An official of Liberia’s main opposition political Congress for Democratic Change or CDC, Mr. Mulbah Morlu described the Ganta mass gathering of opposition parties to form a coalition against the ruling Unity Party as a “cow pupu” coalition. According to Vice Chairman Morlu of the CDC, the issues at the Ganta gathering were not extensively dealt with before inviting the media.
“So, they had press issues that should have been dealt with and setting the stage for … to a coalition block, were never dealt with. So because of that it was like, excuse me, to say cow pupu. Alright, you see it, over it is dry and under is a lot of liquid. You put your foot there, you’re going to see,” he told a local radio talk show recently in Monrovia.
Mr.
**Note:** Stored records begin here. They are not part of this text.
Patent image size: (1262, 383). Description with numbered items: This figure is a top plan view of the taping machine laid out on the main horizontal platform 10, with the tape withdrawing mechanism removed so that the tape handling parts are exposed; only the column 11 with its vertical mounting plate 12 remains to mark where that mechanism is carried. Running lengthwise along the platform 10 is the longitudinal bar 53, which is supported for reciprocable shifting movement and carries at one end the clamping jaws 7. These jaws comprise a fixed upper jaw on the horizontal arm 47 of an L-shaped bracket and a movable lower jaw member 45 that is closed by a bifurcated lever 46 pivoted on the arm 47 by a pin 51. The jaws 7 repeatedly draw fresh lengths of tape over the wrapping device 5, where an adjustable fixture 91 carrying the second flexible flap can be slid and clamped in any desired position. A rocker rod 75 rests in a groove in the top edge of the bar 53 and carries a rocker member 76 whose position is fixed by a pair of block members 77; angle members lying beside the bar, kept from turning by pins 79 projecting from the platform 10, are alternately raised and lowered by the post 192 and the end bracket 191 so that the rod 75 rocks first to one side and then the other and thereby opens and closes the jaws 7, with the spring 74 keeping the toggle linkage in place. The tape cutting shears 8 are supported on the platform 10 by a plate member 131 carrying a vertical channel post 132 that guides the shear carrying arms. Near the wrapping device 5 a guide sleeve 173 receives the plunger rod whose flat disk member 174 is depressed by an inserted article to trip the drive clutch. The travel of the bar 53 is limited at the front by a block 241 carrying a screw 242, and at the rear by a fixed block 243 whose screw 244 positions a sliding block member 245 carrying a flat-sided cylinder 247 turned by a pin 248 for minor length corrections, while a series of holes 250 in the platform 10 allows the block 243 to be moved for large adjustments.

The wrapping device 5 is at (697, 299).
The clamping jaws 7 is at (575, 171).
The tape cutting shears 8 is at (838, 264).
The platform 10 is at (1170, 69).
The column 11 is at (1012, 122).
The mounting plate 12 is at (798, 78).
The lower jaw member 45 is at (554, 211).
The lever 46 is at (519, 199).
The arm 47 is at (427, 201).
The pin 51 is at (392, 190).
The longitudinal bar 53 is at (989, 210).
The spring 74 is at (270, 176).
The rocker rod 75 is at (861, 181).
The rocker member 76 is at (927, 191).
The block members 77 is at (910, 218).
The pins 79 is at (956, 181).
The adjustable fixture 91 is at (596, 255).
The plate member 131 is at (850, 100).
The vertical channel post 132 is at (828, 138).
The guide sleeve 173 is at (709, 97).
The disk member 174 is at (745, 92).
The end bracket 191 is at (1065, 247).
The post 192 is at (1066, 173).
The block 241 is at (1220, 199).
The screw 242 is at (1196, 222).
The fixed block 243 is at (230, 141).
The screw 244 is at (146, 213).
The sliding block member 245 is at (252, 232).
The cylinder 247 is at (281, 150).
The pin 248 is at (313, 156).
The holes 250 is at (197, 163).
Morlu, who serves in the CDC of Liberia’s former international soccer icon George M. Weah, persistently argued that the first thing he realized in Ganta was a town hall forum where they had microphones and cameras opened, while politicians were being asked to make statements.
He contended that at such gathering, political leaders would make comments that will resonate with their bases. “The first thing is that you needed a serious behind- the- door conversation with these political leaders as to the realistic projection and anticipation of the voters and their own strength and weaknesses in regards to their closeness in the coalition if at all it would be,” he suggested.
According to Mr. Morlu, he was giving his personal opinion surrounding the Ganta, Nimba County opposition party coalition forum that gathered several parties. While the so- called Ganta “rainbow coalition” still remains in the shadows of unfolding political events here, the CDC of Sen. Weah recently entered another partnership with former ruling National Patriotic Party or NPP and newly certificated Liberian People Democratic Party or LPDP of dethroned Speaker Alex Tyler for a single ticket in the 2017 elections.
Mr. Morlu argued recently on Prime 105.5 FM that at forums of such nature, the first thing that should have been done prior to appearing before microphones and making statements “was a serious policy meeting void of public presence; void of the presence of the media.”
He contended that political leaders needed to “iron out differences” that they could not successfully do before cameras and microphones. He remained persistently critical of the way things were, particularly on the fact that the media were seated and microphones opened, while political leaders were being asked to make statements about the process.
He wondered what could have been achieved from such forum wherein the process began publicly with microphones opened, cameras clicking and political leaders asked to make statements.
He expressed the belief that all that one could get out of political leaders at that forum could be political.